BitmapFactory.Options bitmapOptions = new BitmapFactory.Options();
bitmapOptions.inTargetDensity = 1;
bitmapOptions.inDensity = 1;
bitmapOptions.inDither = false;
bitmapOptions.inScaled = false;
bitmapOptions.inPreferredConfig = Bitmap.Config.ARGB_8888;
mask = BitmapFactory.decodeResource(appContext.getResources(), resMask, bitmapOptions);

Then I looked up the coords from the scaled image like this:

ImageView map = (ImageView) findViewById(R.id.image);
Drawable drawable = map.getDrawable();
Rect imageBounds = drawable.getBounds();
int scaledHeight = imageBounds.height();
int scaledWidth = imageBounds.width();
int scaledImageOffsetX = Math.round(event.getX()) - imageBounds.left;
int scaledImageOffsetY = Math.round(event.getY()) - imageBounds.top;

int origX = (scaledImageOffsetX * mask.getWidth() / scaledWidth);
int origY = (scaledImageOffsetY * mask.getHeight() / scaledHeight);

if(origX < 0) origX = 0;
if(origY < 0) origY = 0;
if(origX > mask.getWidth()) origX = mask.getWidth();
if(origY > mask.getHeight()) origY = mask.getHeight();

and then I applied mask.getPixel(origX, origY).

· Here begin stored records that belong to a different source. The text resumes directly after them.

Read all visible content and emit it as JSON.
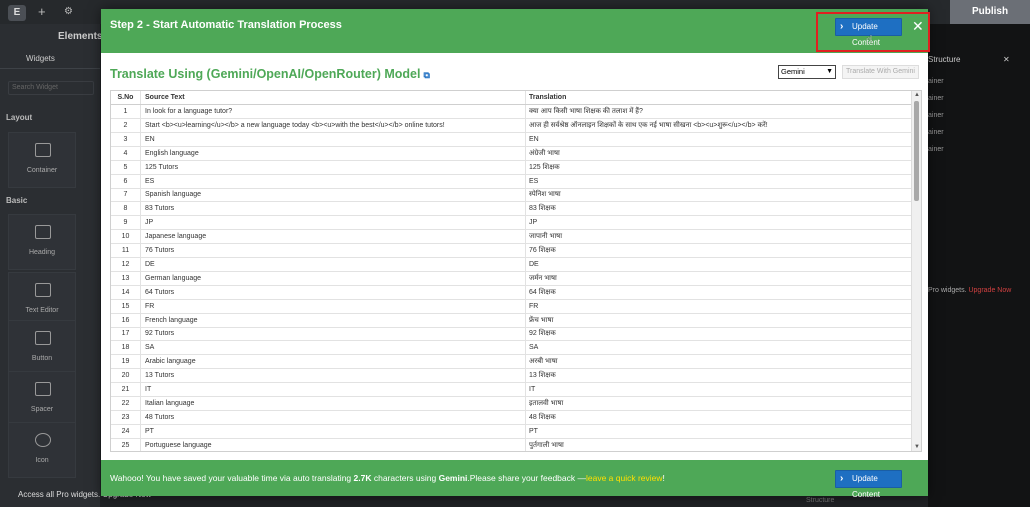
{
  "editor": {
    "panel_title": "Elements",
    "tab_widgets": "Widgets",
    "search_placeholder": "Search Widget",
    "section_layout": "Layout",
    "section_basic": "Basic",
    "widgets": [
      "Container",
      "Heading",
      "Text Editor",
      "Button",
      "Spacer",
      "Icon"
    ],
    "publish_label": "Publish",
    "structure_title": "Structure",
    "structure_items": [
      "ainer",
      "ainer",
      "ainer",
      "ainer",
      "ainer"
    ],
    "pro_text": "Pro widgets.",
    "pro_link": "Upgrade Now",
    "bottom_note": "Access all Pro widgets. Upgrade Now",
    "bottom_note2": "Structure"
  },
  "modal": {
    "title": "Step 2 - Start Automatic Translation Process",
    "update_label": "Update Content",
    "close_icon": "close-icon",
    "subtitle": "Translate Using (Gemini/OpenAI/OpenRouter) Model",
    "model_selected": "Gemini",
    "translate_button": "Translate With Gemini",
    "table": {
      "headers": [
        "S.No",
        "Source Text",
        "Translation"
      ],
      "rows": [
        [
          "1",
          "In look for a language tutor?",
          "क्या आप किसी भाषा शिक्षक की तलाश में हैं?"
        ],
        [
          "2",
          "Start <b><u>learning</u></b> a new language today <b><u>with the best</u></b> online tutors!",
          "आज ही सर्वश्रेष्ठ ऑनलाइन शिक्षकों के साथ एक नई भाषा सीखना <b><u>शुरू</u></b> करें!"
        ],
        [
          "3",
          "EN",
          "EN"
        ],
        [
          "4",
          "English language",
          "अंग्रेजी भाषा"
        ],
        [
          "5",
          "125 Tutors",
          "125 शिक्षक"
        ],
        [
          "6",
          "ES",
          "ES"
        ],
        [
          "7",
          "Spanish language",
          "स्पेनिश भाषा"
        ],
        [
          "8",
          "83 Tutors",
          "83 शिक्षक"
        ],
        [
          "9",
          "JP",
          "JP"
        ],
        [
          "10",
          "Japanese language",
          "जापानी भाषा"
        ],
        [
          "11",
          "76 Tutors",
          "76 शिक्षक"
        ],
        [
          "12",
          "DE",
          "DE"
        ],
        [
          "13",
          "German language",
          "जर्मन भाषा"
        ],
        [
          "14",
          "64 Tutors",
          "64 शिक्षक"
        ],
        [
          "15",
          "FR",
          "FR"
        ],
        [
          "16",
          "French language",
          "फ्रेंच भाषा"
        ],
        [
          "17",
          "92 Tutors",
          "92 शिक्षक"
        ],
        [
          "18",
          "SA",
          "SA"
        ],
        [
          "19",
          "Arabic language",
          "अरबी भाषा"
        ],
        [
          "20",
          "13 Tutors",
          "13 शिक्षक"
        ],
        [
          "21",
          "IT",
          "IT"
        ],
        [
          "22",
          "Italian language",
          "इतालवी भाषा"
        ],
        [
          "23",
          "48 Tutors",
          "48 शिक्षक"
        ],
        [
          "24",
          "PT",
          "PT"
        ],
        [
          "25",
          "Portuguese language",
          "पुर्तगाली भाषा"
        ]
      ]
    },
    "footer": {
      "text_before": "Wahooo! You have saved your valuable time via auto translating ",
      "chars": "2.7K",
      "text_mid": " characters using ",
      "model": "Gemini",
      "text_after": ".Please share your feedback —",
      "review_link": "leave a quick review",
      "text_end": "!"
    }
  }
}
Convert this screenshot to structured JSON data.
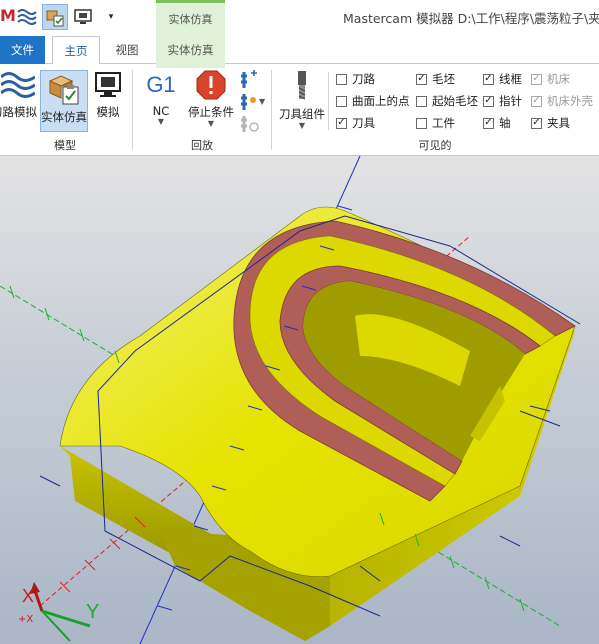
{
  "titlebar": {
    "logo_text": "M",
    "context_tab": "实体仿真",
    "window_title": "Mastercam 模拟器  D:\\工作\\程序\\震荡粒子\\夹片"
  },
  "tabs": {
    "file": "文件",
    "home": "主页",
    "view": "视图",
    "simulation": "实体仿真"
  },
  "ribbon": {
    "model_group": {
      "label": "模型",
      "toolpath_sim": "刀路模拟",
      "solid_sim": "实体仿真",
      "simulate": "模拟"
    },
    "playback_group": {
      "label": "回放",
      "nc_icon": "G1",
      "nc": "NC",
      "stop_conditions": "停止条件"
    },
    "visible_group": {
      "label": "可见的",
      "tool_assembly": "刀具组件",
      "checkboxes": [
        {
          "label": "刀路",
          "checked": false,
          "disabled": false
        },
        {
          "label": "毛坯",
          "checked": true,
          "disabled": false
        },
        {
          "label": "线框",
          "checked": true,
          "disabled": false
        },
        {
          "label": "机床",
          "checked": true,
          "disabled": true
        },
        {
          "label": "曲面上的点",
          "checked": false,
          "disabled": false
        },
        {
          "label": "起始毛坯",
          "checked": false,
          "disabled": false
        },
        {
          "label": "指针",
          "checked": true,
          "disabled": false
        },
        {
          "label": "机床外壳",
          "checked": true,
          "disabled": true
        },
        {
          "label": "刀具",
          "checked": true,
          "disabled": false
        },
        {
          "label": "工件",
          "checked": false,
          "disabled": false
        },
        {
          "label": "轴",
          "checked": true,
          "disabled": false
        },
        {
          "label": "夹具",
          "checked": true,
          "disabled": false
        }
      ]
    }
  },
  "viewport": {
    "axis_x": "X",
    "axis_x_sub": "+X",
    "axis_y": "Y",
    "colors": {
      "part": "#e9e600",
      "part_shadow": "#a5a200",
      "groove": "#b05e58",
      "axis_x": "#e02020",
      "axis_y": "#18b030",
      "axis_z": "#2030c0"
    }
  }
}
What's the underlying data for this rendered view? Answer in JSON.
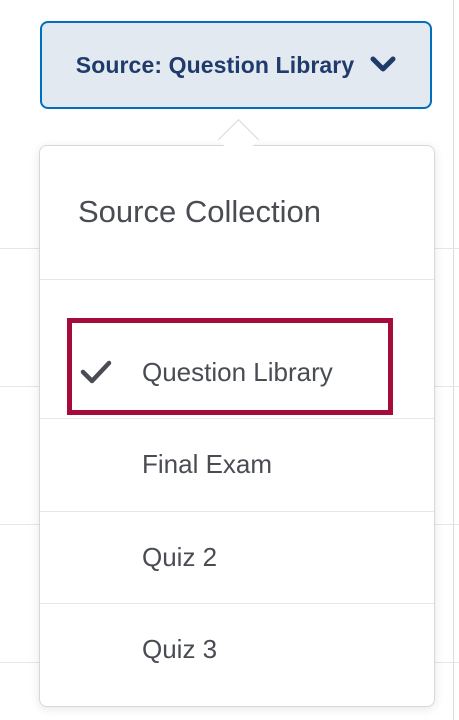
{
  "source_button": {
    "label": "Source: Question Library",
    "icon": "chevron-down-icon",
    "colors": {
      "background": "#e3e9f1",
      "border": "#006fbf",
      "text": "#1f3b6b"
    }
  },
  "dropdown": {
    "heading": "Source Collection",
    "items": [
      {
        "label": "Question Library",
        "selected": true,
        "icon": "check-icon"
      },
      {
        "label": "Final Exam",
        "selected": false
      },
      {
        "label": "Quiz 2",
        "selected": false
      },
      {
        "label": "Quiz 3",
        "selected": false
      }
    ]
  },
  "highlight_color": "#a50c3a"
}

It only works when the image is scaled with android:scaleType="fitXY" inside the ImageView otherwise the coords are off.

1

I followed clausundercover's answer but still had problems with the consistency of the pixel color over a region. What finally worked for me is to make sure that I use a PNG image with indexed color for the mask. In my case I used the web optimized palette (216 colors) and made sure that any colors I picked were values from that palette. Once I made this change, I got the same color value over the entire region.